Chappie derrota o mostro tecnológico controlado por Moore em um confronto que remete o combate entre Robocop e ED-209, mas que curiosamente inverte os papéis. Ao invés do homem na máquina vencer o robô é este que vence aquele. E, ainda mais curioso, Chappie perdoa Moore, mostrando que a máquina consegue entender melhor que o cristão o conceito mais característico do cristianismo.

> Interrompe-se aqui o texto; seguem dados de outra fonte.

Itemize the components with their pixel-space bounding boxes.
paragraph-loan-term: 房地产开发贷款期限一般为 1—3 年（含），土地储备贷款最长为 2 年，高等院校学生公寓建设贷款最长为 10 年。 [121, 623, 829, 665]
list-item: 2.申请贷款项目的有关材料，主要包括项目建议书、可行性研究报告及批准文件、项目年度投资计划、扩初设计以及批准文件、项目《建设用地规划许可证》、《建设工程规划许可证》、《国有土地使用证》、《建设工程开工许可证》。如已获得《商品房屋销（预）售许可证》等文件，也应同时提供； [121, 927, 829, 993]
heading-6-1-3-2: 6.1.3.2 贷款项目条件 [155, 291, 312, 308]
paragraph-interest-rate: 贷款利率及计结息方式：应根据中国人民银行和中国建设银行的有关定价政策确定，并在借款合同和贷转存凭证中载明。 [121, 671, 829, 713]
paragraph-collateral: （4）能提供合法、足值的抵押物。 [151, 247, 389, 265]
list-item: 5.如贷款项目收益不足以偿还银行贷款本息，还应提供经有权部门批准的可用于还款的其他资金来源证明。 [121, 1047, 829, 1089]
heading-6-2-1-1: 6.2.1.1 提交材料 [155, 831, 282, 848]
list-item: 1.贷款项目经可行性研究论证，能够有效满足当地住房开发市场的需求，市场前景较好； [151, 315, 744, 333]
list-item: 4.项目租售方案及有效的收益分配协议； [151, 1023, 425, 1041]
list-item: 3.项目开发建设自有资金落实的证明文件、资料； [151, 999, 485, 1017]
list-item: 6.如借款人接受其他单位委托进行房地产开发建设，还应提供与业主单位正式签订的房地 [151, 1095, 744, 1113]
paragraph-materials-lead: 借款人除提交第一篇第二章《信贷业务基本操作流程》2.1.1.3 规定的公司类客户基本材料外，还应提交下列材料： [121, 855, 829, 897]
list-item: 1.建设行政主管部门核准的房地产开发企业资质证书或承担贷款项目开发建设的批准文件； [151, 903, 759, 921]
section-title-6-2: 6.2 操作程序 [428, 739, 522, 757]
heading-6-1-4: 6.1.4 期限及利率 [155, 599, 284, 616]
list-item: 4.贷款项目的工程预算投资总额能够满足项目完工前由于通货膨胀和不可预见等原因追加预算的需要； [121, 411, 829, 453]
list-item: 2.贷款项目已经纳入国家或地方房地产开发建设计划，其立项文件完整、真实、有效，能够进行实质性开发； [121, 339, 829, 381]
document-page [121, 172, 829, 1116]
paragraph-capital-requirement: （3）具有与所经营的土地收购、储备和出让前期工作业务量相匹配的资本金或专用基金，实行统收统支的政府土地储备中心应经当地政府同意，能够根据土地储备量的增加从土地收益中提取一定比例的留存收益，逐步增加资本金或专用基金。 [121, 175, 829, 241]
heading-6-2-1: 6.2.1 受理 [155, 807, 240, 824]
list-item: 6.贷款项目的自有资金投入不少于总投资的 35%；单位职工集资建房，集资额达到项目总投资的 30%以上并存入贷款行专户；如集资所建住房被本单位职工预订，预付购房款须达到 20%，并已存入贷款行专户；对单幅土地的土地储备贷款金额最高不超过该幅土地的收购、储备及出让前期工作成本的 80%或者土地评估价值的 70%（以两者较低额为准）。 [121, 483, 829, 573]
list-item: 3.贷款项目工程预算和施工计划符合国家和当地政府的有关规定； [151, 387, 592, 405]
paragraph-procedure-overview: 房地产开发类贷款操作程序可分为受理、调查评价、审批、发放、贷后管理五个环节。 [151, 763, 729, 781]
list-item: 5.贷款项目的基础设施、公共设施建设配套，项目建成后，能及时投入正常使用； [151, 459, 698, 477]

O final do filme anuncia a redenção do Criador pelas mãos da criatura. Chappie transfere a consciência de Deon para um robô. A mensagem, de novo, é clara: a tecnologia, produto do homem limitado, pode remir seu mestre de suas limitações e alçá-lo à imortalidade. Realiza-se desse modo a mais alta promessa transhumanista.

Conscientemente ou não, os três filmes de Neill Blomkamp apresentam-se como uma narrativa da gradual aceitação de um suposto destino transhumanista do homem. De início, poucos são os que ouvem e acreditam na mensagem e, por isso, há incompreensão, exclusão, resistências e preconceitos de diversas ordens. 

Há os que negam esse destino por apego a filosofias ou religiões caducas e há os que só pensam nas vantagens bélicas ou econômicas.Todavia, existem os heróis que aceitam e buscam esse futuro promissor e fascinante no qual o homem é superado pelo homem-máquina, pelo transhumano imortal e onipotente. 

A questão do que é o homem serve nos filmes como gancho para a questão realmente central da transformação do homem em algo que o supera completamente. Blomkamp aparentemente está menos preocupado em dizer o que é o homem do que em transformá-lo.